Comme le savent mes vieux lecteurs (enfin, mes anciens lecteurs) j’ai au milieu des années 90 rédigé un texte autobiographique qui a longtemps dormi dans mes tiroirs et que j’ai finalement déposé tout récemment, non sans avoir beaucoup hésité, à l’Association pour l’autobiographie.

Les textes envoyés, en plus d’être archivés, sont lus par des lecteurs bénévoles qui rédigent des échos dont l’ensemble, publié en volumes constitue un catalogue du fonds progressivement accumulé, une lucarne ouverte sur ces milliers de petits bouts d’humanité ordinaire incroyablement divers et souvent émouvants qui aboutissent sur les rayonnages de cette association et peuvent être ensuite consultés par des chercheurs ou de simples amateurs de lectures de vie.
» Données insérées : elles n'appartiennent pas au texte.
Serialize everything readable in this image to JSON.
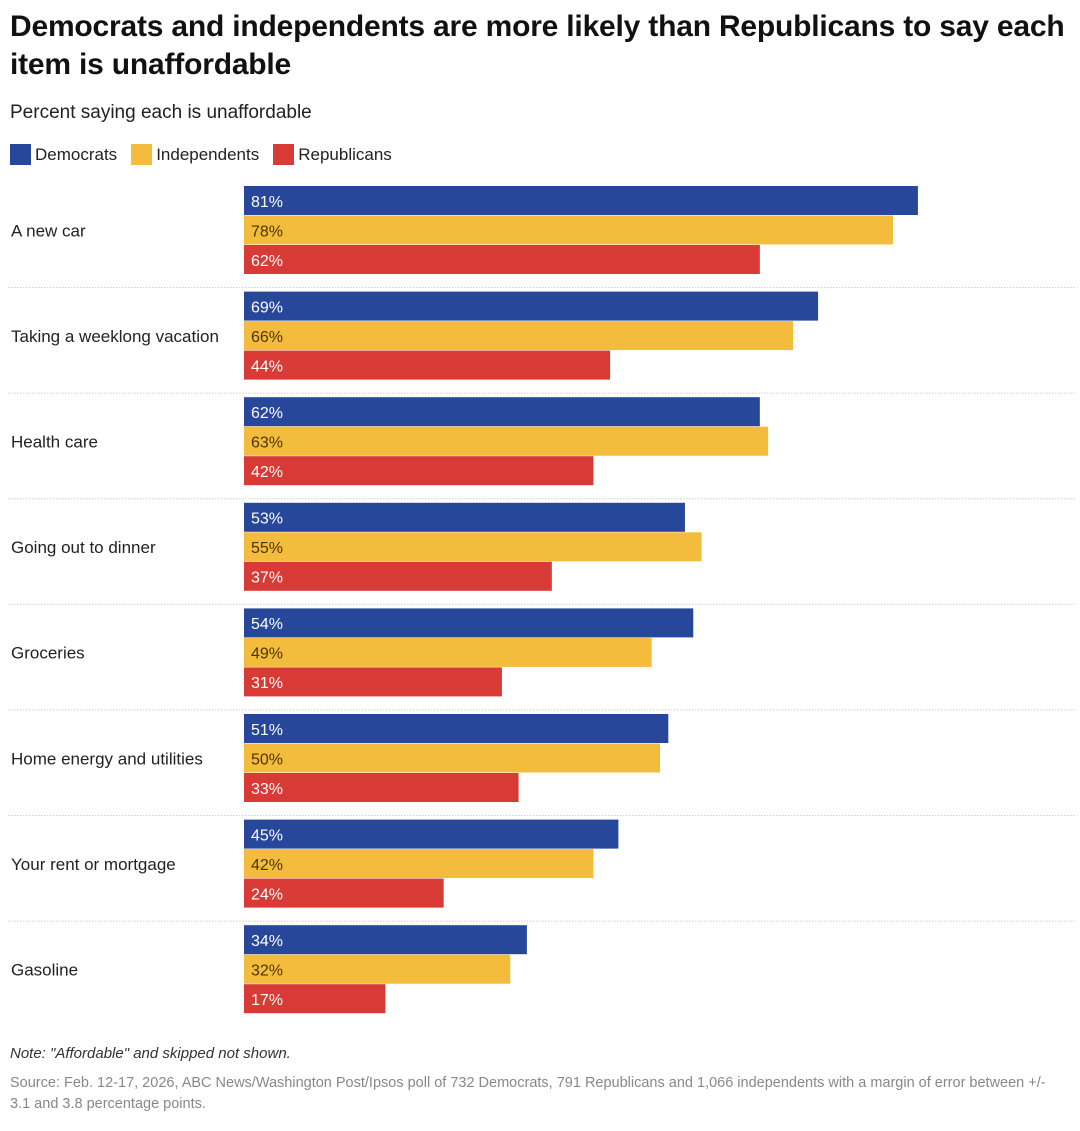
{
  "header": {
    "title": "Democrats and independents are more likely than Republicans to say each item is unaffordable",
    "subtitle": "Percent saying each is unaffordable"
  },
  "legend": [
    {
      "label": "Democrats",
      "color": "#27479a"
    },
    {
      "label": "Independents",
      "color": "#f4bc3c"
    },
    {
      "label": "Republicans",
      "color": "#d83a36"
    }
  ],
  "chart_data": {
    "type": "bar",
    "orientation": "horizontal",
    "title": "Democrats and independents are more likely than Republicans to say each item is unaffordable",
    "subtitle": "Percent saying each is unaffordable",
    "xlabel": "",
    "ylabel": "",
    "xlim": [
      0,
      100
    ],
    "grid": false,
    "legend_position": "top-left",
    "categories": [
      "A new car",
      "Taking a weeklong vacation",
      "Health care",
      "Going out to dinner",
      "Groceries",
      "Home energy and utilities",
      "Your rent or mortgage",
      "Gasoline"
    ],
    "series": [
      {
        "name": "Democrats",
        "color": "#27479a",
        "label_color": "#ffffff",
        "values": [
          81,
          69,
          62,
          53,
          54,
          51,
          45,
          34
        ]
      },
      {
        "name": "Independents",
        "color": "#f4bc3c",
        "label_color": "#4a3400",
        "values": [
          78,
          66,
          63,
          55,
          49,
          50,
          42,
          32
        ]
      },
      {
        "name": "Republicans",
        "color": "#d83a36",
        "label_color": "#ffffff",
        "values": [
          62,
          44,
          42,
          37,
          31,
          33,
          24,
          17
        ]
      }
    ],
    "value_suffix": "%"
  },
  "footer": {
    "note": "Note: \"Affordable\" and skipped not shown.",
    "source": "Source: Feb. 12-17, 2026, ABC News/Washington Post/Ipsos poll of 732 Democrats, 791 Republicans and 1,066 independents with a margin of error between +/- 3.1 and 3.8 percentage points."
  }
}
J’ai donc reçu à la fin de la semaine dernière l’écho concernant mon récent dépôt.

Aïe, aïe, aïe ! Je ne me suis pas retrouvé, mais alors pas du tout, dans ce qui était écrit !
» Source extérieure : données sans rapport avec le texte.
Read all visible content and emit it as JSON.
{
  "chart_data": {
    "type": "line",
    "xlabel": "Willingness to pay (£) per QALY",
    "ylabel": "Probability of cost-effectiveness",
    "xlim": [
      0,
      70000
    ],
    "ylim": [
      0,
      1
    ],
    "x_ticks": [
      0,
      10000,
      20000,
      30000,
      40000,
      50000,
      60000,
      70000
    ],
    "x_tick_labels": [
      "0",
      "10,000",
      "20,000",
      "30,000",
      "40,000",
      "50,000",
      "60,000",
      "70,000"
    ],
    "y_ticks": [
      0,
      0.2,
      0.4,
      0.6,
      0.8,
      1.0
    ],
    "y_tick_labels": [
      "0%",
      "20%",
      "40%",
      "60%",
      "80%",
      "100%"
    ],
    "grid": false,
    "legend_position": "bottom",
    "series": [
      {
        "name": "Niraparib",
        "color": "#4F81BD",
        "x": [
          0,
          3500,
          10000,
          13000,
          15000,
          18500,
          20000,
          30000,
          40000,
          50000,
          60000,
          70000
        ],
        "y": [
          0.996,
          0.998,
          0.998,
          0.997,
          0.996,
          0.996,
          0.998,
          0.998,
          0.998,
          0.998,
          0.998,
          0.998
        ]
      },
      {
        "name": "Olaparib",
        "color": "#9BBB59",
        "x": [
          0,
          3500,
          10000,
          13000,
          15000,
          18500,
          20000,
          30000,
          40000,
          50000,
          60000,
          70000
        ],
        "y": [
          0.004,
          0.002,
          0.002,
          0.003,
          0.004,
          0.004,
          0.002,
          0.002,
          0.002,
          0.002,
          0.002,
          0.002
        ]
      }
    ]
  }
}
Le sentiment de n’avoir pas été lu et perçu de la façon dont on pensait devoir l’être est très désagréable. Déposer un texte c’est inévitablement attendre une forme de reconnaissance. Il ne s’agit pas que le rédacteur de l’écho s’extasie ou dise que « tout ceci est beau » , que « tout ceci est intéressant » mais au moins qu’il donne le sentiment d’avoir rencontré quelqu’un en nous lisant, d’avoir partagé un petit quelque chose avec nous. C’est ce qu’à l’APA, on appelle la lecture en sympathie. Or il n’y a rien dans ce commentaire qui vibre un tant soit peu, rien qui me laisse entendre que mon lecteur ait pu ressentir de l’émotion en me lisant, rien qui soit une forme de « je vous ai compris ».
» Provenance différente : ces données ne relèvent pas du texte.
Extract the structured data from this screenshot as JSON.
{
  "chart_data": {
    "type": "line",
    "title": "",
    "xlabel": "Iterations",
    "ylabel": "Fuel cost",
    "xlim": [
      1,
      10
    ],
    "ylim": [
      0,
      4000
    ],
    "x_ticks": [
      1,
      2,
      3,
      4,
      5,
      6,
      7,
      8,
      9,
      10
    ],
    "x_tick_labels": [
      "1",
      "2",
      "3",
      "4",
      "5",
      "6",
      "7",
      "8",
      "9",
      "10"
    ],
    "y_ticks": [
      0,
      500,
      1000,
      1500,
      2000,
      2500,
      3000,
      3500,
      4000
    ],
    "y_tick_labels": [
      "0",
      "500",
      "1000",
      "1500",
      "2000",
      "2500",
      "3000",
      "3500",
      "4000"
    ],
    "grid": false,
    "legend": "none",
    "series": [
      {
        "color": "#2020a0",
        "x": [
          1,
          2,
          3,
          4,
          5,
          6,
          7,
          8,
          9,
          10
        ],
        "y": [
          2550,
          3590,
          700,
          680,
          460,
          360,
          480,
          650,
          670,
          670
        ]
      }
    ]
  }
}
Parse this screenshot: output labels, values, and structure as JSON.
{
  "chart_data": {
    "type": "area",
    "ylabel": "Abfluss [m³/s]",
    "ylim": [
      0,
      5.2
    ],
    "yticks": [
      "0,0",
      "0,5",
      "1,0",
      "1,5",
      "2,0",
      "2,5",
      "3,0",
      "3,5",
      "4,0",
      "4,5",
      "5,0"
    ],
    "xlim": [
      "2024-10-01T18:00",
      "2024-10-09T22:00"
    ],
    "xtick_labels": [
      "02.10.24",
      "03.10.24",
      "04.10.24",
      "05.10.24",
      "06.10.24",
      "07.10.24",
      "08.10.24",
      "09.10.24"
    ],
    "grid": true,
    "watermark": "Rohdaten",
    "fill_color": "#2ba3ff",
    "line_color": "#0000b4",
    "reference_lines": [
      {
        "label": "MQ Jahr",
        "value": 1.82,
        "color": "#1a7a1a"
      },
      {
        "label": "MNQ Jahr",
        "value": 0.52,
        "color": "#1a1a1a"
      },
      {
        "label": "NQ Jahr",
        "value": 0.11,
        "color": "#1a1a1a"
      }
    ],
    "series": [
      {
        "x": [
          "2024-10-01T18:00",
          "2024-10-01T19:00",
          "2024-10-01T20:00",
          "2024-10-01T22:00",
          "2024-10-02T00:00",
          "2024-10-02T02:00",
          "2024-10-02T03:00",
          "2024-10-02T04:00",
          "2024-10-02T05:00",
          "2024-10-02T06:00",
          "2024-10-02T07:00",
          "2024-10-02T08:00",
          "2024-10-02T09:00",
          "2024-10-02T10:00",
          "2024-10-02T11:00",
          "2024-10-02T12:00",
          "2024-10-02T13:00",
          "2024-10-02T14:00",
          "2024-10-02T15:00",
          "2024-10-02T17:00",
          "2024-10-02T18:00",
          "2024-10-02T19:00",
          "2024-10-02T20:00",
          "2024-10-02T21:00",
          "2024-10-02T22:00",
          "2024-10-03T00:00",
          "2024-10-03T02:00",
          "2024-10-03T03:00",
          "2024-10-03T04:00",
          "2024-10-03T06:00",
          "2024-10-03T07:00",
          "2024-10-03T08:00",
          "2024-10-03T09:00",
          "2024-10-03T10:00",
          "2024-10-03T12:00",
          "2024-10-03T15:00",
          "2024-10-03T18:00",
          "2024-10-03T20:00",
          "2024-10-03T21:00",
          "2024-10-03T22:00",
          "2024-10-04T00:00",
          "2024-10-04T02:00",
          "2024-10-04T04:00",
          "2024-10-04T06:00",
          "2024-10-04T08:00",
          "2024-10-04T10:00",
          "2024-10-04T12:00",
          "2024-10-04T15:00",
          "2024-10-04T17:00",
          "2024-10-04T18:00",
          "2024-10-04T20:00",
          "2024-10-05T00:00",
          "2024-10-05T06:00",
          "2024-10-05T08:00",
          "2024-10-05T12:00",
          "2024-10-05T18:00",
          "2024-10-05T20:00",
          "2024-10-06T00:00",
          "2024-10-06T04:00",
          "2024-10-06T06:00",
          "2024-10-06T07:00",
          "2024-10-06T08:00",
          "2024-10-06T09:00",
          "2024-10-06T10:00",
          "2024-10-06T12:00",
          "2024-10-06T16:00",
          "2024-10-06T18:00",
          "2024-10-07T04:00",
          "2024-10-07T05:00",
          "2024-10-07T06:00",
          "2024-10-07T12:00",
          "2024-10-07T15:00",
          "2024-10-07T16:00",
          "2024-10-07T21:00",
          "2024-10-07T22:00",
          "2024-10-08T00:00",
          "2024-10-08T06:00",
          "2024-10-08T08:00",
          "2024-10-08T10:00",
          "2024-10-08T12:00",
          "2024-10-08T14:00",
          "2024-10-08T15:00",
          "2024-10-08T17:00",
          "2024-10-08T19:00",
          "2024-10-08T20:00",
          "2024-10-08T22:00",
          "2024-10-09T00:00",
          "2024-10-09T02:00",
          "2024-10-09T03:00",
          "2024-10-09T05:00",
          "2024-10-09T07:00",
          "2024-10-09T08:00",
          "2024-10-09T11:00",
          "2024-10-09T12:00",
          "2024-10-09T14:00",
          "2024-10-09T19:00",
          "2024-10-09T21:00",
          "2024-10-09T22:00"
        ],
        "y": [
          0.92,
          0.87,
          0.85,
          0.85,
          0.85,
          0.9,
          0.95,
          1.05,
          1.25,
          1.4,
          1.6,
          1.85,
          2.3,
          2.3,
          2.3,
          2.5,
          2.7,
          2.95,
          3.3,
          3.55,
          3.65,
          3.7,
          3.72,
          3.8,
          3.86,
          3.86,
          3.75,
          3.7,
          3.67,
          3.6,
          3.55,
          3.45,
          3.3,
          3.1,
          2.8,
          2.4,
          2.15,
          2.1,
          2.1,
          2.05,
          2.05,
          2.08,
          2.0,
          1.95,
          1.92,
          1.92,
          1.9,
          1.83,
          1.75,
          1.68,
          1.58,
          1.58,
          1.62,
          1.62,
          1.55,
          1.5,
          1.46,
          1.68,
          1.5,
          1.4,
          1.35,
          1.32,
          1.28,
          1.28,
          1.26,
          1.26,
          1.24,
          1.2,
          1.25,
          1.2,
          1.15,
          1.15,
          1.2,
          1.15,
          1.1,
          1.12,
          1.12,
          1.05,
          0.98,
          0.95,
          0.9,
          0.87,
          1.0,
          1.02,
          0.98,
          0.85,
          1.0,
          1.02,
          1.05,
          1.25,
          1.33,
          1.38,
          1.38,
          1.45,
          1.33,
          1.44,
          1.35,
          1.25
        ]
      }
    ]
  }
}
J’ai l’impression pourtant que la personne qui a fait l’écho a lu scrupuleusement et avec attention mon texte ce qui me questionne d’autant plus. Aucun des faits qu’il mentionne dans son résumé n’est inexact. Simplement son compte-rendu est platement chronologique et factuel comme si l’essentiel de ce texte était les étapes de ma vie, comme si ce texte était d’abord une histoire de vie. Mais ces textes ne prennent sens qu’à la lumière de la démarche dans laquelle ils ont été écrits. C’est cet aspect, fondamental, que mon lecteur me semble avoir complètement manqué.

J’ai écrit ces textes hors de toute perspective de les donner à lire dans une période où j’étais en plein doute personnel et existentiel, encore un peu plus que je ne le suis en général (le doute existentiel, je crains fort que ce ne soit assez consubstantiel à l’animal Valclair !). J’ai cherché à interroger ce que je ressentais comme des impasses de mon parcours et pour cela je me suis aventuré dans le passé, j’ai cherché à faire remonter sous forme de fragments des souvenirs d’enfance ou d’adolescence, intégrant aussi bien des images heureuses que douloureuses. Ce ne sont pas pour autant des textes de premier jet ou des textes défouloirs. Ils sont assez élaborés, le plaisir d’écrire, de chercher les formes qui diraient le mieux possible ce que je ressentais et mettais à jour, était l’un des moteurs qui a entretenu mon écriture.

Mais du coup je m’interroge. Est-ce que ces textes étaient transmissibles et lisibles sous cette forme ? Suis-je tombé par hasard sur un « mauvais » lecteur ou est-ce que la lecture qu’il en a faite et le compte-rendu qu’il a produit auraient été à peu de choses près celui de la majorité des lecteurs ?

Aurait-il fallu alors ne pas donner ces textes, ne les considérer que comme un matériau pour un travail ultérieur destiné cette fois à être donné à la lecture ? J’ai bien pensé à refaire quelque chose, à reprendre intégralement certains des fragments, à en reformuler certains autres, à en éliminer carrément un certain nombre, à développer les aspects présentant un intérêt documentaire comme ceux où je donne mes souvenirs de Mai 68 ou qui évoquent la vie d’engagement militant quasi professionnel des années qui ont suivi, à compléter enfin tous ces textes par d’autres qui donneraient mon regard d’aujourd’hui et traiteraient aussi de parties de ma vie que je n’ai pas même abordées dans ces documents.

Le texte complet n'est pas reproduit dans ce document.